Philippines tightens security ahead of anti-government protest

Other News Materials 15 February 2008 08:12 (UTC +04:00)

( dpa )- Additional troops were dispatched to the Philippine capital Friday ahead of an anti-government protest to demand President Gloria Macapagal Arroyo's resignation amid persistent allegations of corruption.

A group of 100 soldiers arrived at the military's headquarters in Manila from the northern province of Tarlac to augment security operations for the demonstration later in the day.

The military said the additional troops would help "ensure that socio-economic and political activities within the capital will continue to be unhampered and to enable the populace to feel secured."

Troops in the national capital region were on red alert status amid reports that communist rebels and other threat groups were plotting to disrupt the anti-government rally in the financial district of Makati.

Organizers said the protest would be the first in a series of demonstrations against Arroyo, who has been battling calls for her resignation over corruption and fraud allegations for the past two years.

The rally was expected to be attended by about 5,000 leftist activists, students, workers as well as representatives of the business community, the Church and civil society organizations.

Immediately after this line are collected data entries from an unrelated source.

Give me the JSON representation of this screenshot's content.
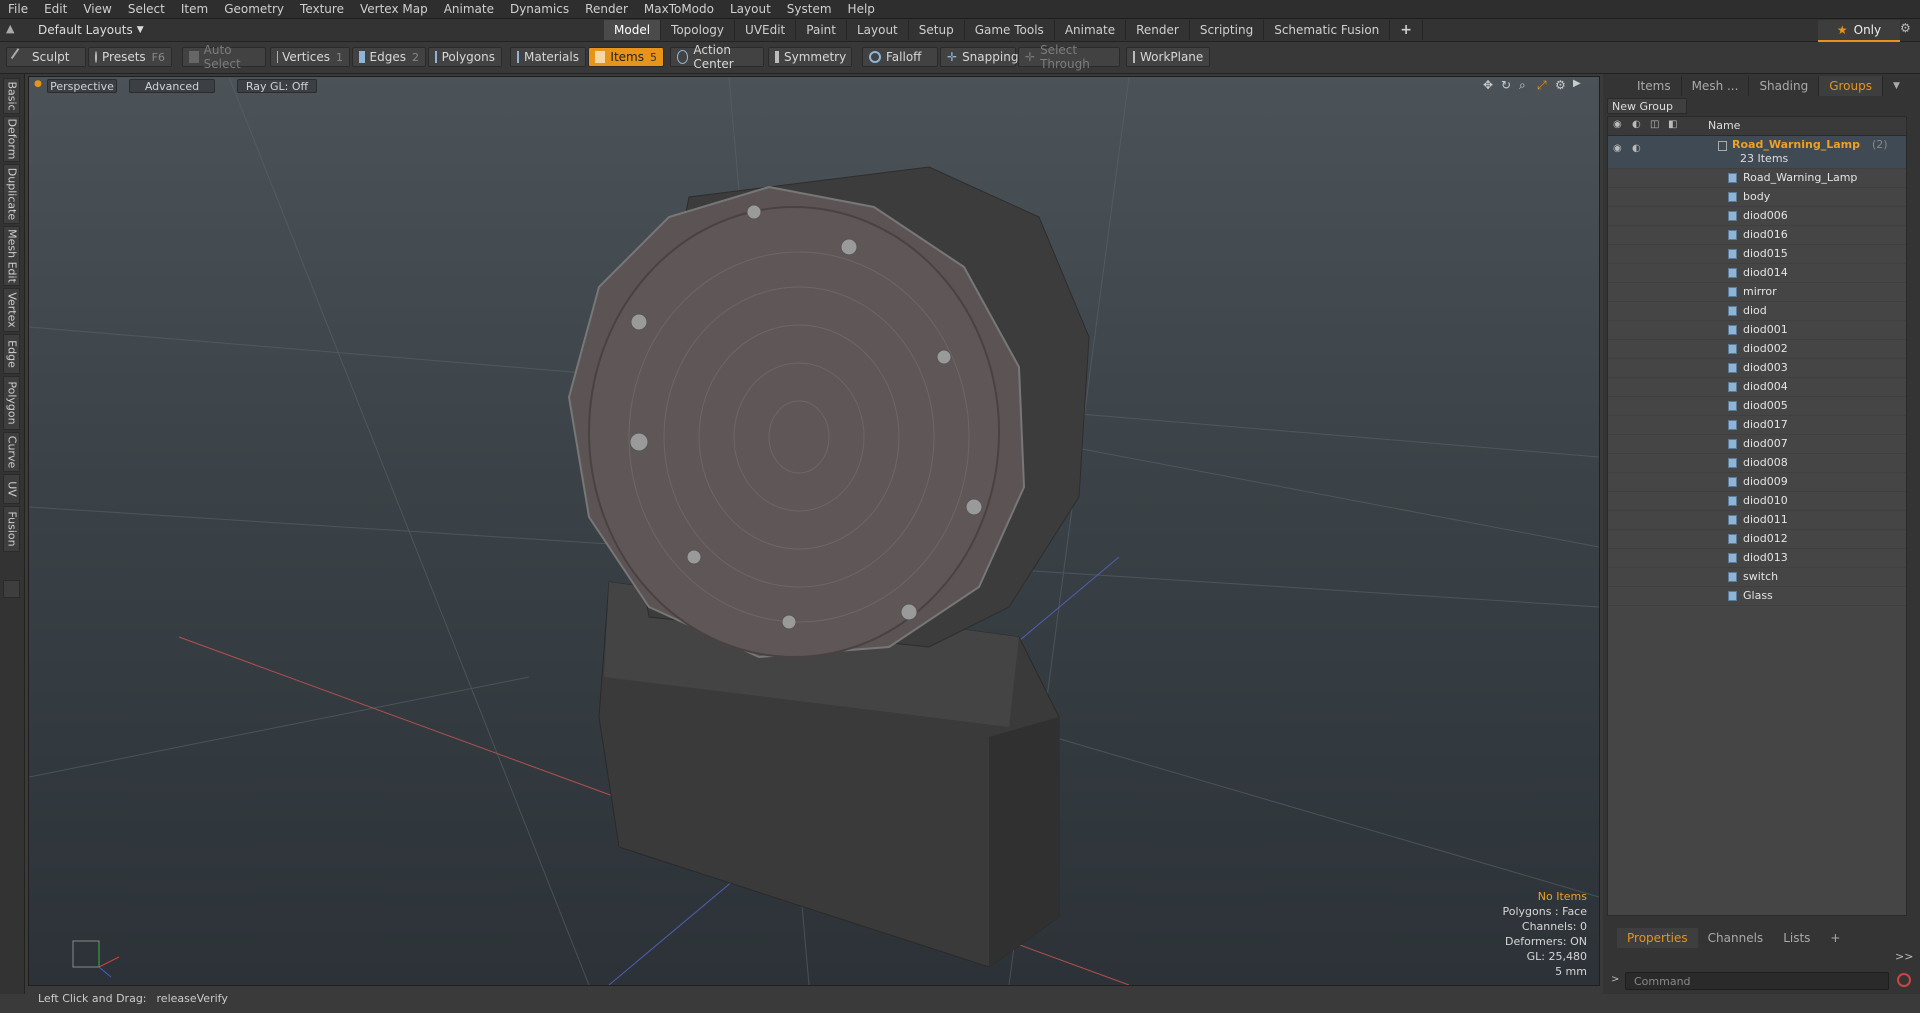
{
  "menu": [
    "File",
    "Edit",
    "View",
    "Select",
    "Item",
    "Geometry",
    "Texture",
    "Vertex Map",
    "Animate",
    "Dynamics",
    "Render",
    "MaxToModo",
    "Layout",
    "System",
    "Help"
  ],
  "layout_select": "Default Layouts",
  "tabs": [
    "Model",
    "Topology",
    "UVEdit",
    "Paint",
    "Layout",
    "Setup",
    "Game Tools",
    "Animate",
    "Render",
    "Scripting",
    "Schematic Fusion"
  ],
  "only_label": "Only",
  "toolbar": {
    "sculpt": "Sculpt",
    "presets": "Presets",
    "presets_key": "F6",
    "auto_select": "Auto Select",
    "vertices": "Vertices",
    "vertices_key": "1",
    "edges": "Edges",
    "edges_key": "2",
    "polygons": "Polygons",
    "materials": "Materials",
    "items": "Items",
    "items_key": "5",
    "action_center": "Action Center",
    "symmetry": "Symmetry",
    "falloff": "Falloff",
    "snapping": "Snapping",
    "select_through": "Select Through",
    "workplane": "WorkPlane"
  },
  "left_tabs": [
    "Basic",
    "Deform",
    "Duplicate",
    "Mesh Edit",
    "Vertex",
    "Edge",
    "Polygon",
    "Curve",
    "UV",
    "Fusion"
  ],
  "viewport": {
    "view": "Perspective",
    "shading": "Advanced",
    "raygl": "Ray GL: Off",
    "info": {
      "no_items": "No Items",
      "polygons": "Polygons : Face",
      "channels": "Channels: 0",
      "deformers": "Deformers: ON",
      "gl": "GL: 25,480",
      "scale": "5 mm"
    }
  },
  "right_panel": {
    "tabs": [
      "Items",
      "Mesh ...",
      "Shading",
      "Groups"
    ],
    "new_group": "New Group",
    "name_header": "Name",
    "group_name": "Road_Warning_Lamp",
    "group_count": "(2)",
    "group_items": "23 Items",
    "items": [
      "Road_Warning_Lamp",
      "body",
      "diod006",
      "diod016",
      "diod015",
      "diod014",
      "mirror",
      "diod",
      "diod001",
      "diod002",
      "diod003",
      "diod004",
      "diod005",
      "diod017",
      "diod007",
      "diod008",
      "diod009",
      "diod010",
      "diod011",
      "diod012",
      "diod013",
      "switch",
      "Glass"
    ],
    "bottom_tabs": [
      "Properties",
      "Channels",
      "Lists"
    ],
    "command_placeholder": "Command"
  },
  "status": {
    "left": "Left Click and Drag:",
    "right": "releaseVerify"
  },
  "colors": {
    "accent": "#e8941a",
    "group_name": "#f0a020"
  }
}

The Management Association of the Philippines, a business group that has backed the protest action, called on the military and police "to support the people and the constitution."

In a statement published in major newspapers Friday, the association urged the military and police to "not allow themselves to be used by those who continually violate the oath of public office and betray the people's trust for their personal aggrandizement."

"We unequivocally join the call for communal action to regain moral compass, and with it, our nation's dignity and self-respect," it added. "The only thing necessary for evil to flourish is for good men and women to do nothing."

Top military officials have assured loyalty to Arroyo amid public outcry over new allegations that the president's husband and political allies were involved in the overpricing of a scrapped government contract with a Chinese company.